= Ken Lightner =

American game designer

Ken Lightner is a game designer with experience in multiple fields. His primary area of expertise is in computer games.

==Career==
Ken Lightner is the founder of Holistic Design. Lightner co-designed a tabletop miniatures spaceship combat game with Chris Wiese called Noble Armada (1998), designed to be compatible with the role-playing game Fading Suns. Lightner was head of programming for video games at Holistic, while Andrew Greenberg directed development for video games. Lightner created additional game lines specifically for publication using the d20 System, including modern world military adventures such as Afghanistan (2002). Among his more notable successes with Holistic include Battles of Destiny, Hammer of the Gods, Final Liberation, Machiavelli the Prince, Merchant Prince II, Emperor of the Fading Suns, and Mall Tycoon. He also worked heavily on a computer game called Noble Armada that never materialized. He has worked as a third-party developer for very large companies such as Mindscape, Take Two Interactive, Red Storm, MicroProse, and Segasoft. Mall Tycoon was arguably his largest game, which sold extremely well. The Merchant Prince series was highly critically acclaimed.

He was the line developer for their Real-Life Roleplaying series covering d20 Afghanistan, d20 Columbia, d20 Somalia and the d20 FBI. He also contributed heavily towards the flagship rpg product Holistic Design produced Fadings Suns, being the principal author of the military supplement Legions of the Empire. He also worked in conjunction with Chris Wiese to design the miniature based game Carnage and Noble Armada (upon which the aforementioned Computer Game was based). He also contributed fiction to the Book of All Flesh by Eden Studios.

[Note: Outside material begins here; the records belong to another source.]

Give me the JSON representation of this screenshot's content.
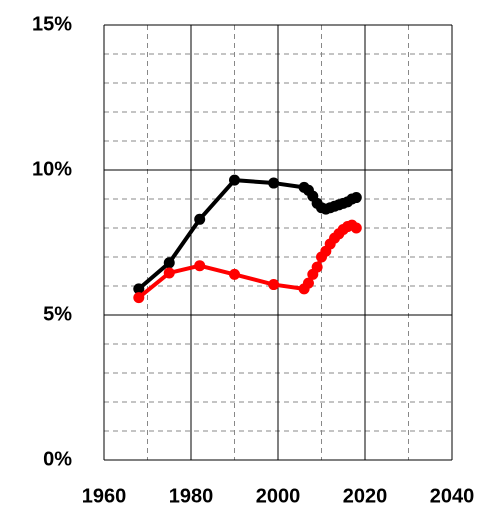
{
  "chart_data": {
    "type": "line",
    "x": [
      1968,
      1975,
      1982,
      1990,
      1999,
      2006,
      2007,
      2008,
      2009,
      2010,
      2011,
      2012,
      2013,
      2014,
      2015,
      2016,
      2017,
      2018
    ],
    "series": [
      {
        "color": "#000000",
        "values": [
          5.9,
          6.8,
          8.3,
          9.65,
          9.55,
          9.4,
          9.3,
          9.1,
          8.85,
          8.7,
          8.65,
          8.7,
          8.75,
          8.8,
          8.85,
          8.9,
          9.0,
          9.05
        ]
      },
      {
        "color": "#ff0000",
        "values": [
          5.6,
          6.45,
          6.7,
          6.4,
          6.05,
          5.9,
          6.1,
          6.4,
          6.65,
          7.0,
          7.2,
          7.45,
          7.65,
          7.8,
          7.95,
          8.05,
          8.1,
          8.0
        ]
      }
    ],
    "xlim": [
      1960,
      2040
    ],
    "xticks": [
      1960,
      1980,
      2000,
      2020,
      2040
    ],
    "ylim": [
      0,
      15
    ],
    "yticks": [
      {
        "value": 0,
        "label": "0%"
      },
      {
        "value": 5,
        "label": "5%"
      },
      {
        "value": 10,
        "label": "10%"
      },
      {
        "value": 15,
        "label": "15%"
      }
    ],
    "grid": true,
    "minor_grid": true
  }
}
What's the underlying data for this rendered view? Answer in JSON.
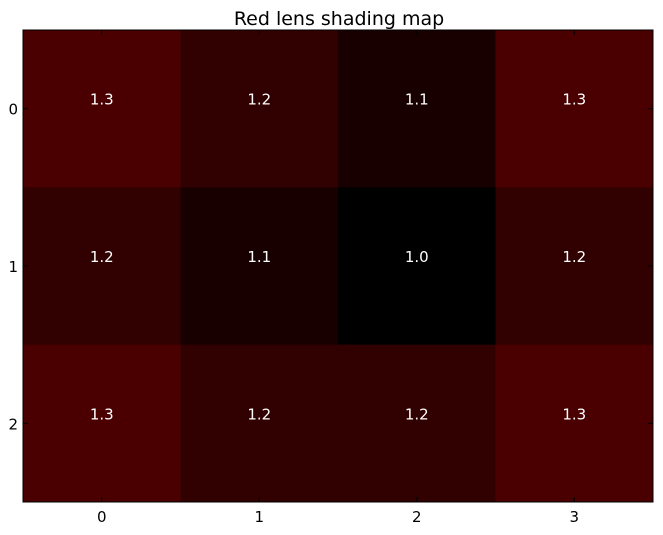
{
  "chart_data": {
    "type": "heatmap",
    "title": "Red lens shading map",
    "x_ticks": [
      "0",
      "1",
      "2",
      "3"
    ],
    "y_ticks": [
      "0",
      "1",
      "2"
    ],
    "values": [
      [
        1.3,
        1.2,
        1.1,
        1.3
      ],
      [
        1.2,
        1.1,
        1.0,
        1.2
      ],
      [
        1.3,
        1.2,
        1.2,
        1.3
      ]
    ],
    "labels": [
      [
        "1.3",
        "1.2",
        "1.1",
        "1.3"
      ],
      [
        "1.2",
        "1.1",
        "1.0",
        "1.2"
      ],
      [
        "1.3",
        "1.2",
        "1.2",
        "1.3"
      ]
    ],
    "color_range": [
      1.0,
      1.3
    ],
    "colormap": {
      "low": "#000000",
      "high": "#4a0000"
    },
    "annotation_color": "#ffffff",
    "grid": false
  }
}
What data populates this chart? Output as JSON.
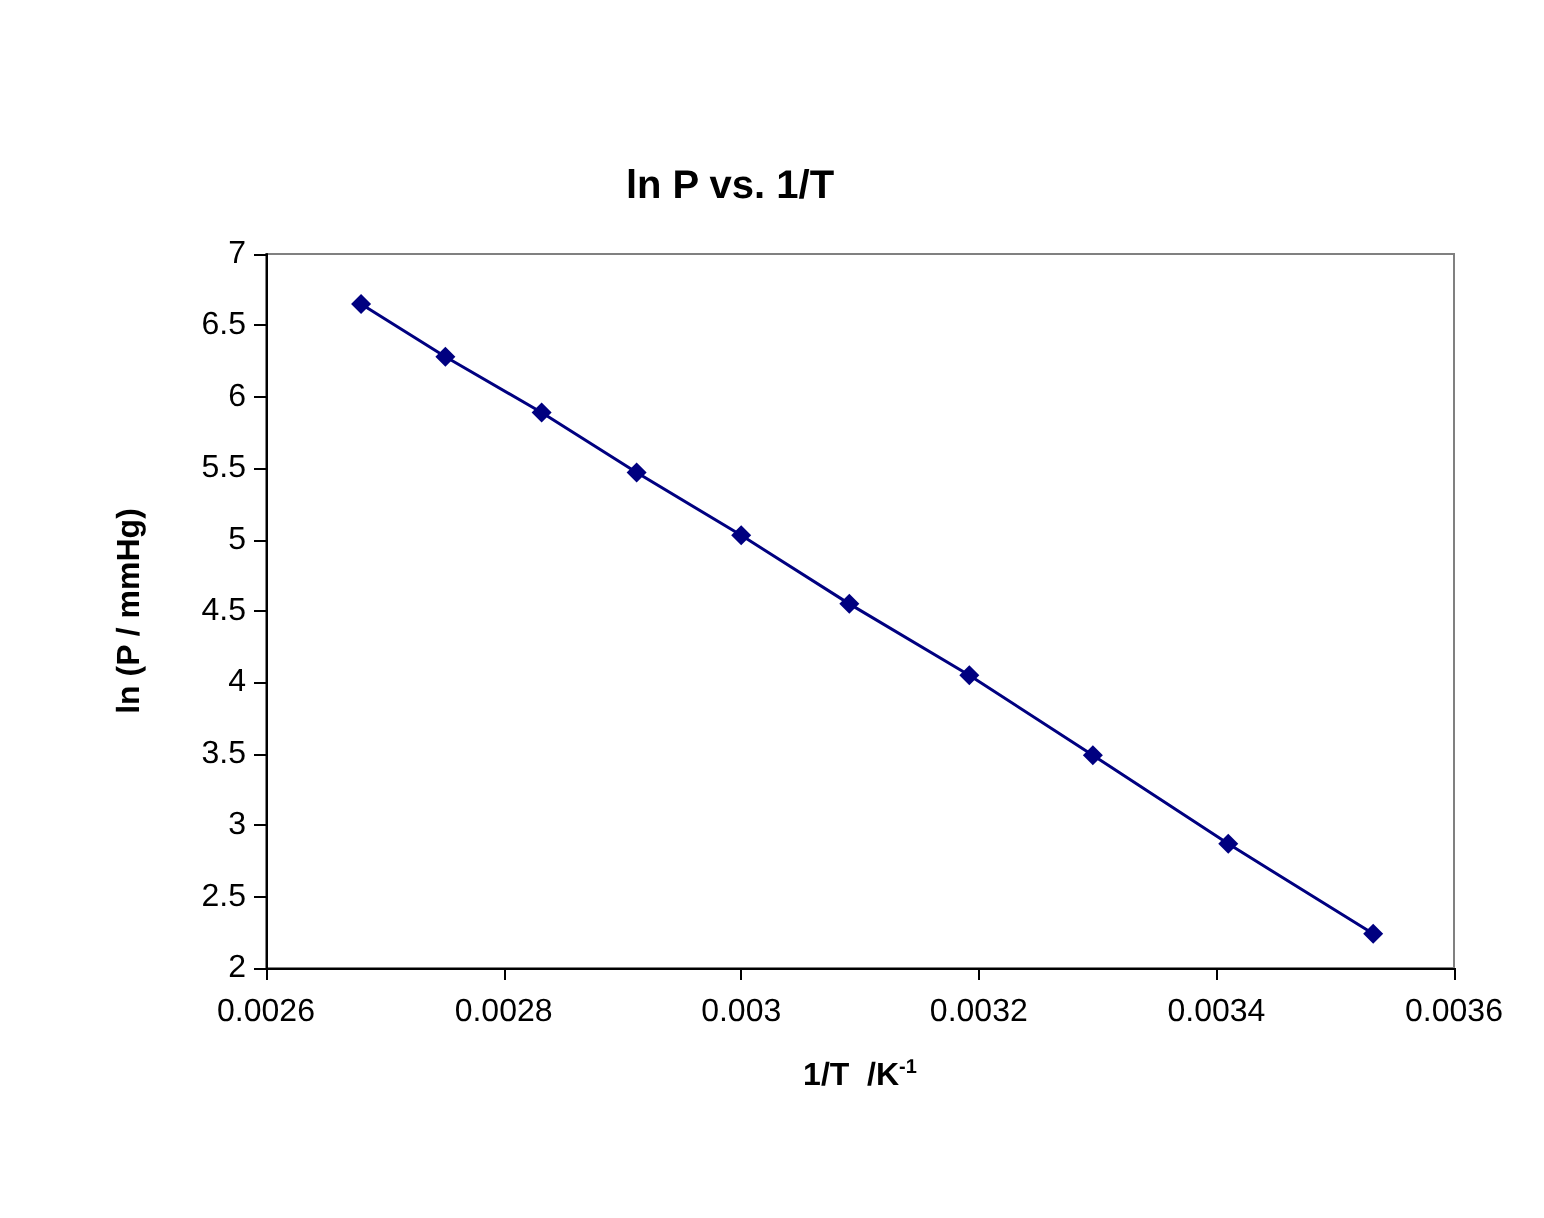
{
  "chart_data": {
    "type": "line",
    "title": "ln P vs. 1/T",
    "xlabel": "1/T  /K$^{-1}$",
    "ylabel": "ln (P / mmHg)",
    "x": [
      0.00268,
      0.002751,
      0.002832,
      0.002912,
      0.003,
      0.003091,
      0.003192,
      0.003296,
      0.00341,
      0.003532
    ],
    "series": [
      {
        "color": "#000080",
        "values": [
          6.65,
          6.28,
          5.89,
          5.47,
          5.03,
          4.55,
          4.05,
          3.49,
          2.87,
          2.24
        ]
      }
    ],
    "xlim": [
      0.0026,
      0.0036
    ],
    "xticks": [
      0.0026,
      0.0028,
      0.003,
      0.0032,
      0.0034,
      0.0036
    ],
    "ylim": [
      2,
      7
    ],
    "yticks": [
      2,
      2.5,
      3,
      3.5,
      4,
      4.5,
      5,
      5.5,
      6,
      6.5,
      7
    ],
    "marker": "diamond",
    "line_style": "solid"
  }
}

Holistic shut down all of its production on role-playing game lines in 2003, and Lightner later co-founded the computer game company Blue Heat Games. This new company specializes in cell phone games, and some of his credits with them include MLB Baseball 2004, NHL Hockey and Sega Snowboarding. He has also had a short story published in an anthology produced by Eden Studios, Inc.